Le fédéralisme fiscal est-il vraiment déraisonnable ?

A propos de l’article de Thomas Piketty, « Le syndrome catalan » (Le Monde du 11 novembre 2017, p. 25).

Le point de vue français sur la question catalane demeure parfois un témoignage d’incompréhension et d’ignorance, surtout lorsqu’il émane de notre gauche jacobine, adepte de la « république une et indivisible » (article premier de la Constitution de 1793). Le centralisme français, où les collectivités territoriales jouissent de compétences inexistantes et dont les recettes, dépendant de dotations, sont assujetties au bon vouloir de l’Etat central, apparaît aux yeux des auteurs comme un modèle d’organisation démocratique que le monde entier est condamné à nous envier.

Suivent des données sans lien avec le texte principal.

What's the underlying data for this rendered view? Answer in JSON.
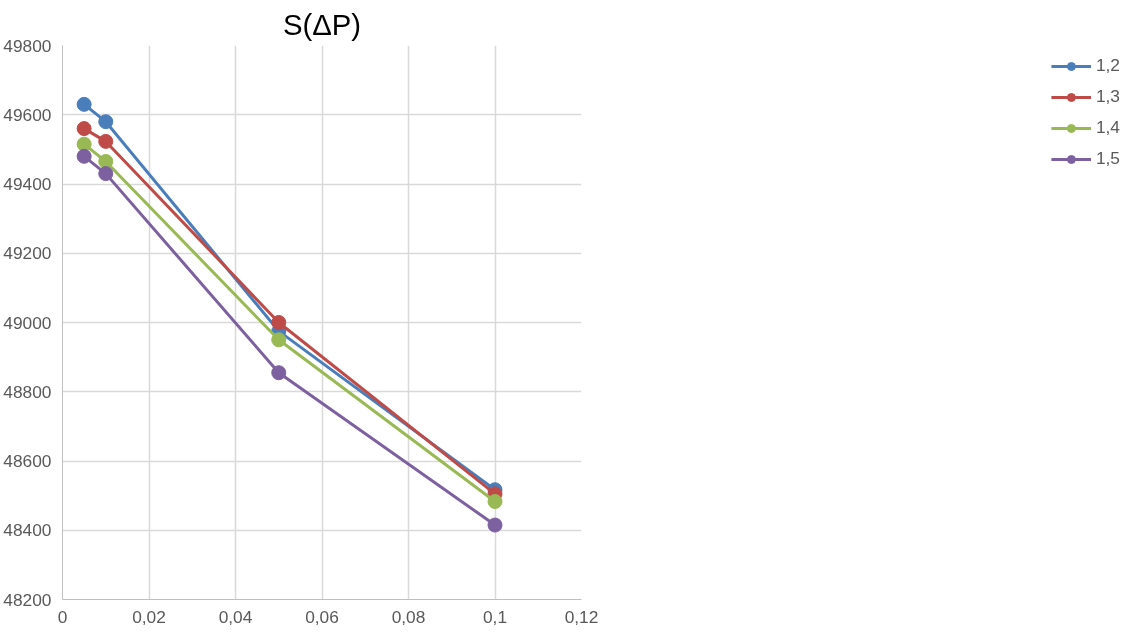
{
  "chart_data": {
    "type": "line",
    "title": "S(ΔP)",
    "x": [
      0.005,
      0.01,
      0.05,
      0.1
    ],
    "series": [
      {
        "name": "1,2",
        "color": "#4a7ebb",
        "values": [
          49630,
          49580,
          48975,
          48517
        ]
      },
      {
        "name": "1,3",
        "color": "#be4b48",
        "values": [
          49560,
          49523,
          49000,
          48505
        ]
      },
      {
        "name": "1,4",
        "color": "#98b954",
        "values": [
          49515,
          49465,
          48950,
          48483
        ]
      },
      {
        "name": "1,5",
        "color": "#7d60a0",
        "values": [
          49480,
          49430,
          48855,
          48415
        ]
      }
    ],
    "xlim": [
      0,
      0.12
    ],
    "ylim": [
      48200,
      49800
    ],
    "xticks": [
      0,
      {
        "value": 0.02,
        "label": "0,02"
      },
      {
        "value": 0.04,
        "label": "0,04"
      },
      {
        "value": 0.06,
        "label": "0,06"
      },
      {
        "value": 0.08,
        "label": "0,08"
      },
      {
        "value": 0.1,
        "label": "0,1"
      },
      {
        "value": 0.12,
        "label": "0,12"
      }
    ],
    "yticks": [
      48200,
      48400,
      48600,
      48800,
      49000,
      49200,
      49400,
      49600,
      49800
    ],
    "grid": true,
    "legend": "right",
    "marker": "circle",
    "line_style": "solid"
  }
}
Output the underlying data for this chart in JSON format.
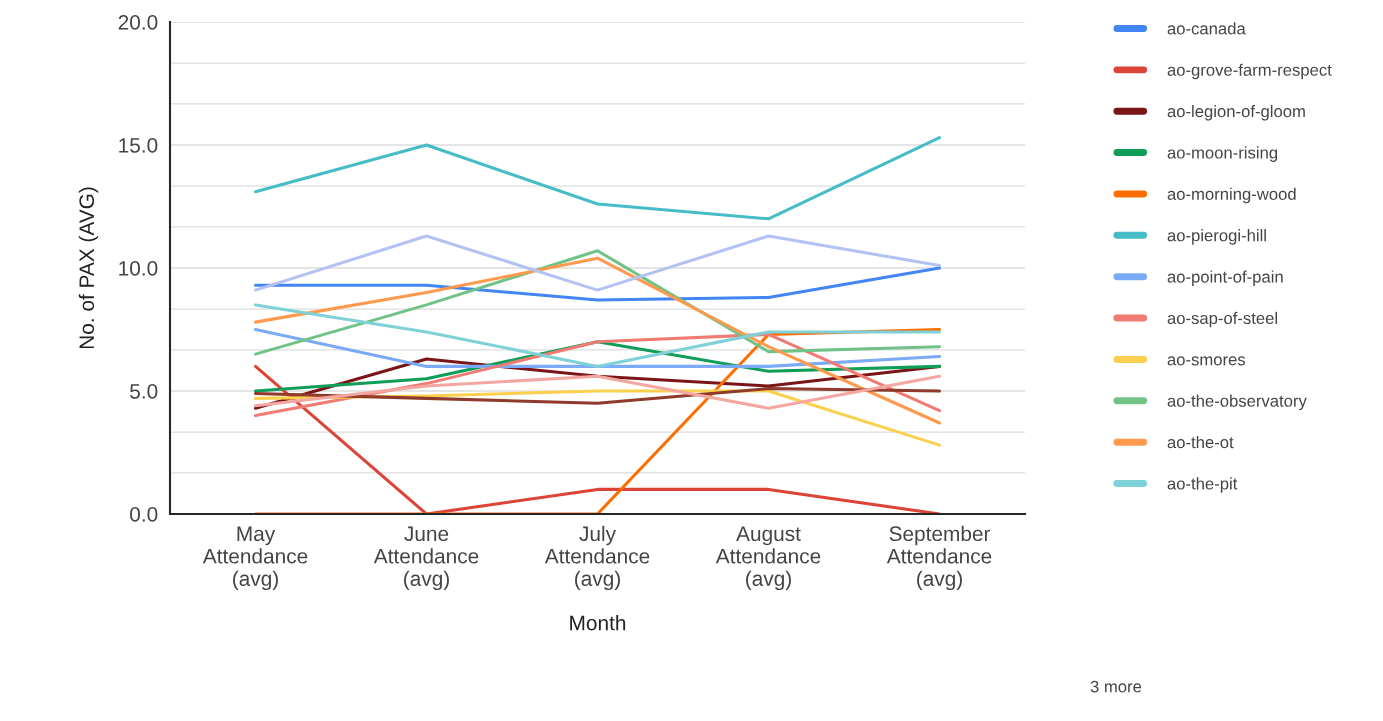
{
  "chart_data": {
    "type": "line",
    "xlabel": "Month",
    "ylabel": "No. of PAX (AVG)",
    "categories": [
      "May Attendance (avg)",
      "June Attendance (avg)",
      "July Attendance (avg)",
      "August Attendance (avg)",
      "September Attendance (avg)"
    ],
    "ylim": [
      0,
      20
    ],
    "yticks": [
      {
        "value": 0,
        "label": "0.0"
      },
      {
        "value": 1.67,
        "label": null
      },
      {
        "value": 3.33,
        "label": null
      },
      {
        "value": 5,
        "label": "5.0"
      },
      {
        "value": 6.67,
        "label": null
      },
      {
        "value": 8.33,
        "label": null
      },
      {
        "value": 10,
        "label": "10.0"
      },
      {
        "value": 11.67,
        "label": null
      },
      {
        "value": 13.33,
        "label": null
      },
      {
        "value": 15,
        "label": "15.0"
      },
      {
        "value": 16.67,
        "label": null
      },
      {
        "value": 18.33,
        "label": null
      },
      {
        "value": 20,
        "label": "20.0"
      }
    ],
    "grid": "y",
    "legend": "right",
    "marker": "none",
    "line_style": "solid",
    "series": [
      {
        "name": "ao-canada",
        "color": "#4285f4",
        "values": [
          9.3,
          9.3,
          8.7,
          8.8,
          10.0
        ]
      },
      {
        "name": "ao-grove-farm-respect",
        "color": "#db4437",
        "values": [
          6.0,
          0.0,
          1.0,
          1.0,
          0.0
        ]
      },
      {
        "name": "ao-legion-of-gloom",
        "color": "#7b1416",
        "values": [
          4.3,
          6.3,
          5.6,
          5.2,
          6.0
        ]
      },
      {
        "name": "ao-moon-rising",
        "color": "#0f9d58",
        "values": [
          5.0,
          5.5,
          7.0,
          5.8,
          6.0
        ]
      },
      {
        "name": "ao-morning-wood",
        "color": "#ff6d00",
        "values": [
          0.0,
          0.0,
          0.0,
          7.3,
          7.5
        ]
      },
      {
        "name": "ao-pierogi-hill",
        "color": "#46bdc6",
        "values": [
          13.1,
          15.0,
          12.6,
          12.0,
          15.3
        ]
      },
      {
        "name": "ao-point-of-pain",
        "color": "#7baaf7",
        "values": [
          7.5,
          6.0,
          6.0,
          6.0,
          6.4
        ]
      },
      {
        "name": "ao-sap-of-steel",
        "color": "#f07b72",
        "values": [
          4.0,
          5.3,
          7.0,
          7.3,
          4.2
        ]
      },
      {
        "name": "ao-smores",
        "color": "#fcd04f",
        "values": [
          4.7,
          4.8,
          5.0,
          5.0,
          2.8
        ]
      },
      {
        "name": "ao-the-observatory",
        "color": "#71c287",
        "values": [
          6.5,
          8.5,
          10.7,
          6.6,
          6.8
        ]
      },
      {
        "name": "ao-the-ot",
        "color": "#ff994d",
        "values": [
          7.8,
          9.0,
          10.4,
          6.8,
          3.7
        ]
      },
      {
        "name": "ao-the-pit",
        "color": "#7ed1d7",
        "values": [
          8.5,
          7.4,
          6.0,
          7.4,
          7.4
        ]
      },
      {
        "color": "#b3c2f2",
        "values": [
          9.1,
          11.3,
          9.1,
          11.3,
          10.1
        ]
      },
      {
        "color": "#8f3a2a",
        "values": [
          4.9,
          4.7,
          4.5,
          5.1,
          5.0
        ]
      },
      {
        "color": "#f4a7a0",
        "values": [
          4.4,
          5.2,
          5.6,
          4.3,
          5.6
        ]
      }
    ],
    "annotations": [
      "3 more"
    ]
  }
}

Thomas Piketty dans son article intitulé « Le syndrome catalan » (Le Monde du 11 novembre 2017, p. 25) défend ainsi l’idée que « les nouvelles règles de décentralisation fiscale […] validées en 2010, pour la Catalogne comme pour l’ensemble des régions espagnoles […], qui s’appliquent depuis 2011, font d’ores et déjà de l’Espagne l’un des pays les plus décentralisés au monde sur le plan fiscal et budgétaire, y compris lorsqu’on le compare à des Etats fédéraux de beaucoup plus grande taille. En particulier, l’assiette de l’impôt sur le revenu est partagée, depuis 2011, à 50-50 entre le gouvernement fédéral et les régions. » Thomas Piketty en déduit que « l’Espagne a été trop loin »: « En République fédérale d’Allemagne, exemple […] proche de l’Espagne, l’impôt sur le revenu est exclusivement fédéral : les Länder n’ont pas la possibilité de voter des taux additionnels ni de conserver pour eux la moindre partie des recettes […] »

Le manque de sérieux de cette assertion est attesté par l’article 106, alinéa 3, de la Loi fondamentale allemande sur la répartition des impôts : Lire la suite « Le fédéralisme fiscal est-il vraiment déraisonnable ? »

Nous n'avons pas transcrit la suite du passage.